The importance of learning does not eliminate the reality of shared human nature in other areas. Consider the way we move along the ground. We walk. Of course, one person's walk is not the same as another's. You can often see a little boy unconsciously learning to walk like his father. And I've observed that one can distinguish the walk of Americans from that of Europeans. But none of these idiosyncrasies --from individual to individual or from culture to culture -- alter the basic underlying reality that we as a species are by nature bi-pedal walkers. So also is our sense of what is good, although it can be greatly molded by individual and cultural learning, not completely idiosyncratic.
It is widely known that "Beauty is in the eye of the beholder." By which it is generally implied that it is "only" in the eye of the beholder. What is not so well recognized is that each beholder's eye has been crafted by an evolutionary process with an inherent allegiance to life-serving values, and that the experience of beauty is part of the shared truth of having a human eye, just like the retina and the cornea. In recent years, a variety of cross-cultural studies have disclosed that all across the planet, when members of widely different cultures view pictures of faces of people of very different racial types, there is substantial agreement about which faces, within each of the racial groups, are the more beautiful.

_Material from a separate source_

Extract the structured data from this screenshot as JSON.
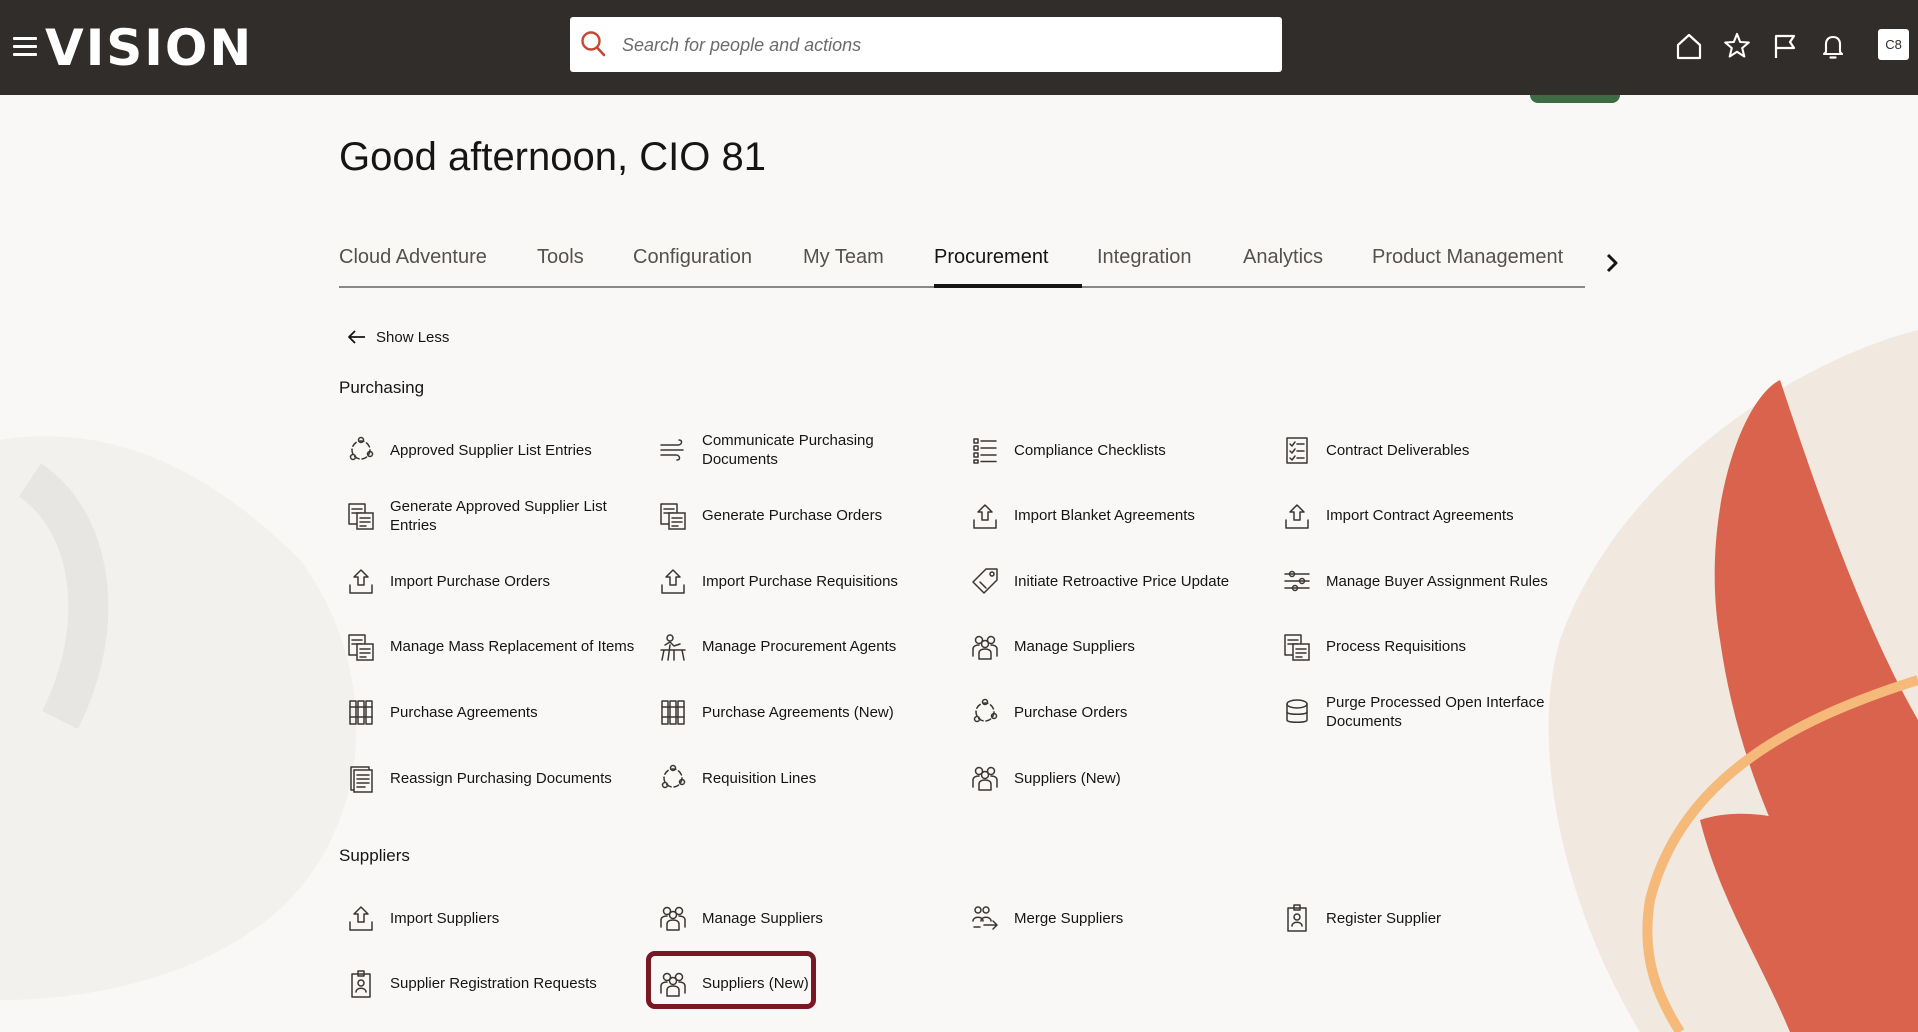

As with what is beautiful, so also with what is good. "Goodness," we might say, "is in the heart of the beholder." But it is not "only" there. We know in our hearts that the good-feeling of sentient creatures, and thus also the meeting of their needs, which engenders those feelings, is good. Within that wide boundary, there is plenty of room for us to disagree and dispute, based on our learned ways of thinking and feeling. Just which of our needs as human beings is more fundamental? Which good feelings should be given greater weight? How should the needs of different people, when they come into conflict, be adjudicated? How important is the experience of non-human living creatures in relation to that of our own kind? All these are questions of great importance. But for the present discussion, those questions are set aside to underscore the breakthrough to bedrock that we do know something about what is good, and that it is part of the "is-ness" of being a human being to know it.
As with the pictures of the faces, let us do a thought experiment with mental pictures. Picture first a world in which families are loving, people deal with one another with compassion and honesty, they are healthy and well-fed, they richly develop their full human capacities to think and feel and create, and they tend lovingly the rest of the living system. Next imagine a world filled with violence and misery, people are tortured, they lie and steal from each other, children are beaten and neglected, pestilence and famine are ubiquitous, and the biosphere is gasping from the careless exploitation of natural systems. I would wager that all kinds of people --Biblical fundamentalist, New Age spiritualist, secular humanist, corporate mogul and streetsweeper, Muslim and animist, Taoist and Hindu-- all of them would agree that the first of those pictures is a better state of affairs than the second. And I would say that there is nothing "arbitrary" about that judgment. There is real goodness represented in the first picture that is missing in the second.